Story Details

  • DeepSeek releases Janus Pro, a text-to-image generator [pdf]

    Posted: 2025-01-27 16:57:45

    DeepSeek has released Janus Pro, a text-to-image model specializing in high-resolution image generation with a focus on photorealism and creative control. It leverages a novel two-stage architecture: a base model generates a low-resolution image, which is then upscaled by a dedicated super-resolution model. This approach allows for faster generation of larger images (up to 4K) while maintaining image quality and coherence. Janus Pro also boasts advanced features like inpainting, outpainting, and style transfer, giving users more flexibility in their creative process. The model was trained on a massive dataset of text-image pairs and utilizes a proprietary loss function optimized for both perceptual quality and text alignment.

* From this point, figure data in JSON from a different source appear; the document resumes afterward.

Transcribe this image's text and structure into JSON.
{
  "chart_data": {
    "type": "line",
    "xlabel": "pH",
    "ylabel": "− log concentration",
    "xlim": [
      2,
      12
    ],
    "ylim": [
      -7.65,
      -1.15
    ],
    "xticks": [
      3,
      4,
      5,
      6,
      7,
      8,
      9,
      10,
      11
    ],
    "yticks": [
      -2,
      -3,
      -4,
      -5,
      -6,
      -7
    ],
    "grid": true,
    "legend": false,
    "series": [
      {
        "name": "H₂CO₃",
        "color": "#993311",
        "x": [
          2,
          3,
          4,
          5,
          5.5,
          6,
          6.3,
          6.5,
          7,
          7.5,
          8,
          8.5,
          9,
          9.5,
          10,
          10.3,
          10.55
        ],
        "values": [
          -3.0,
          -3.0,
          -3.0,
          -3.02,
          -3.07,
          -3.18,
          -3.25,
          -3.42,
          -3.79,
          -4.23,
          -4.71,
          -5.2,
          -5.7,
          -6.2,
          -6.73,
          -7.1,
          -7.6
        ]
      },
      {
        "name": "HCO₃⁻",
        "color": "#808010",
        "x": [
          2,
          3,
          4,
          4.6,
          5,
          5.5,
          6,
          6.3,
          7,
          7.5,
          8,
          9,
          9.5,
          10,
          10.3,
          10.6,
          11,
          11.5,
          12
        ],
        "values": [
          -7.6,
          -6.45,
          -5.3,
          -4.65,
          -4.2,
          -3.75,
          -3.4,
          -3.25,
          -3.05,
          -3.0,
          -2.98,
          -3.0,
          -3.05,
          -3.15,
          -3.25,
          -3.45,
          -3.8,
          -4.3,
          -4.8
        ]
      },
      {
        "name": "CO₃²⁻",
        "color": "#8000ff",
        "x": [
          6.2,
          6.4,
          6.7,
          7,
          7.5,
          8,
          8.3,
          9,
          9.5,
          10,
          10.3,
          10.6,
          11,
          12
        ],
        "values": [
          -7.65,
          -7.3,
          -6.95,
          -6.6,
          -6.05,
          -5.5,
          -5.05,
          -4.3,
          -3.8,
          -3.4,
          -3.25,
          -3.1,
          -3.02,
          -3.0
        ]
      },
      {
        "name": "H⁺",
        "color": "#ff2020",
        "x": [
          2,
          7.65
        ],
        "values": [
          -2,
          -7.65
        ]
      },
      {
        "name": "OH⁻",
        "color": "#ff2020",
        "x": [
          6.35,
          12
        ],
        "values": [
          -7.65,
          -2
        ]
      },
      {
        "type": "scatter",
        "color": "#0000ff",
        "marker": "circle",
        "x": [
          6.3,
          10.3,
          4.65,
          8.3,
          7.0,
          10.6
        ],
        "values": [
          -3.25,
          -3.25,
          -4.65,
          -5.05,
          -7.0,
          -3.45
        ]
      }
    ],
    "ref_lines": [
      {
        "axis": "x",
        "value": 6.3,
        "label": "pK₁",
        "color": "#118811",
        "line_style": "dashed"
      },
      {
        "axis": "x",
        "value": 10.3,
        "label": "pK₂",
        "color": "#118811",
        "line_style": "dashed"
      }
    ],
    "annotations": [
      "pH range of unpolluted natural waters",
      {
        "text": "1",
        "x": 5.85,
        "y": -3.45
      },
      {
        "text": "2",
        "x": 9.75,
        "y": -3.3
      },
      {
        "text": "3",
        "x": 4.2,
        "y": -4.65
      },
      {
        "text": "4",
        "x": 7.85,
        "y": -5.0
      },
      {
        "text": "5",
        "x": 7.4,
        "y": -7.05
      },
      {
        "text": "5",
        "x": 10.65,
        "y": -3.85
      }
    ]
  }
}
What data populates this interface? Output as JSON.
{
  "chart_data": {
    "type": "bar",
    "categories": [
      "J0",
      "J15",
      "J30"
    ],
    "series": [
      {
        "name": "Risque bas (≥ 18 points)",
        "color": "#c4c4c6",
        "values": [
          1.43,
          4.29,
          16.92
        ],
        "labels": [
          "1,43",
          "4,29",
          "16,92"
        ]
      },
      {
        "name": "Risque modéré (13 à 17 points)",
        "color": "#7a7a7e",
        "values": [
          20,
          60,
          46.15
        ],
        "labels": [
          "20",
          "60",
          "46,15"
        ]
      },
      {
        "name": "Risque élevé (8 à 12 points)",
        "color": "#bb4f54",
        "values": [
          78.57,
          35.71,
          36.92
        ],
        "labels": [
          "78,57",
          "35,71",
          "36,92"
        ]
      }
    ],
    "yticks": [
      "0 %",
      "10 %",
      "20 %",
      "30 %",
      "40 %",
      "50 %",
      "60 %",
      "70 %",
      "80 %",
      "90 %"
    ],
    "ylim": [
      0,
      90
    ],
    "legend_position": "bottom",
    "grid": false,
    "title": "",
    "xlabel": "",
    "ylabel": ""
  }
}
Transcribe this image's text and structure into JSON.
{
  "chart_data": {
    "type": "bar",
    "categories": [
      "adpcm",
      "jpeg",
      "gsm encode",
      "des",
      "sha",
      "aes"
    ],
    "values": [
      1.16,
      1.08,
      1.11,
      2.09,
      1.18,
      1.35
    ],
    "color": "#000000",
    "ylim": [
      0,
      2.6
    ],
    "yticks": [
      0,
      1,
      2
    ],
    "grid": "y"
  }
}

    Summary of Comments ( 370 )
    https://news.ycombinator.com/item?id=42843131

    Several Hacker News commenters express skepticism about the claims made in the Janus Pro technical report, particularly regarding its superior performance compared to Stable Diffusion XL. They point to the lack of open-source code and public access, making independent verification difficult. Some suggest the comparisons presented might be cherry-picked or lack crucial details about the evaluation methodology. The closed nature of the model also raises questions about reproducibility and the potential for bias. Others note the report's focus on specific benchmarks without addressing broader concerns about text-to-image model capabilities. A few commenters express interest in the technology, but overall the sentiment leans toward cautious scrutiny due to the lack of transparency.